Martin heidegger'in binlerce yıldır kabul gören ve geçerli olan sanat anlayışına karşı çıkarak eserin hakikat yönü, eserin nesneselliği, eser ve nesnenin farkı gibi konuları yoğunca işlediği kitabıdır.
Kitapta en çok hoşuma giden şeylerin başında şu gelir:
Heidegger herhangi bir şeyi araç olarak ve Eserde olarak kullanım yönünden inceler ve onun tüketilmesi üzerine konuşur.
Bir kadehi ele alalım. kadeh bizim kullandığımız bir "araç" olarak onu kullanma alışkanlığımızdan (el-altında-hazır-bulunuş) varlığını unuttuğumuz bir araçtır. Fakat bir ressam o kadehi çizdiğinde artık o kadeh bir araç olmaktar çıkar ve sanat eserinde onun varlığını fark ettiğimiz şeydir. Çünkü biz kadehi kullanmaya alışkınız ama onu tabloda görünce o, alışkanlık dışına çıkar ve onu fark ederiz.

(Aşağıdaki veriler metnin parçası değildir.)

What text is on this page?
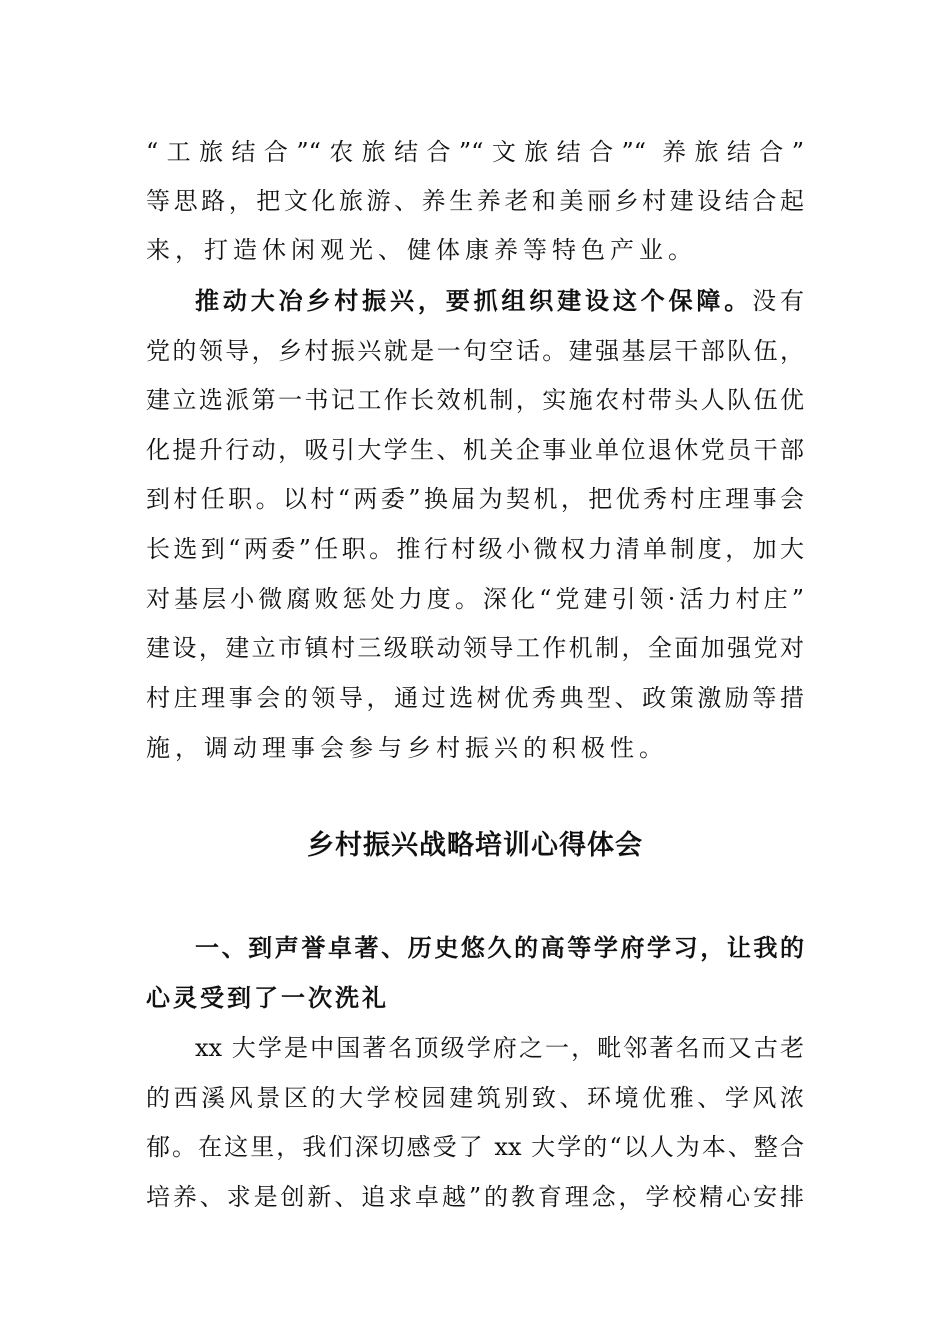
“工旅结合”“农旅结合”“文旅结合”“ 养旅结合”
等思路，把文化旅游、养生养老和美丽乡村建设结合起
来，打造休闲观光、健体康养等特色产业。
推动大冶乡村振兴，要抓组织建设这个保障。没有
党的领导，乡村振兴就是一句空话。建强基层干部队伍，
建立选派第一书记工作长效机制，实施农村带头人队伍优
化提升行动，吸引大学生、机关企事业单位退休党员干部
到村任职。以村“两委”换届为契机，把优秀村庄理事会
长选到“两委”任职。推行村级小微权力清单制度，加大
对基层小微腐败惩处力度。深化“党建引领·活力村庄”
建设，建立市镇村三级联动领导工作机制，全面加强党对
村庄理事会的领导，通过选树优秀典型、政策激励等措
施，调动理事会参与乡村振兴的积极性。
乡村振兴战略培训心得体会
一、到声誉卓著、历史悠久的高等学府学习，让我的
心灵受到了一次洗礼
xx 大学是中国著名顶级学府之一，毗邻著名而又古老
的西溪风景区的大学校园建筑别致、环境优雅、学风浓
郁。在这里，我们深切感受了 xx 大学的“以人为本、整合
培养、求是创新、追求卓越”的教育理念，学校精心安排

Bu şu demektir: kadehin el-altında-bulunması olarak araç olan Kadeh onu kullandığımızda tükenir, bu bir çimento içinde böyledir. Fakat sanat eserinde onu kullanmak onu tüketmek değildir. Bir şey araç olduğunda ve eser olduğunda farklı şekilde kullanılır. ilkinde tüketilir, ikincisinde tüketilmez. ikincisinin tüketilmezliği; o şeyin tükenmezliğinden değil, o şeyin eser olarak varlığına onu tüketmenin ait olmadığındandır.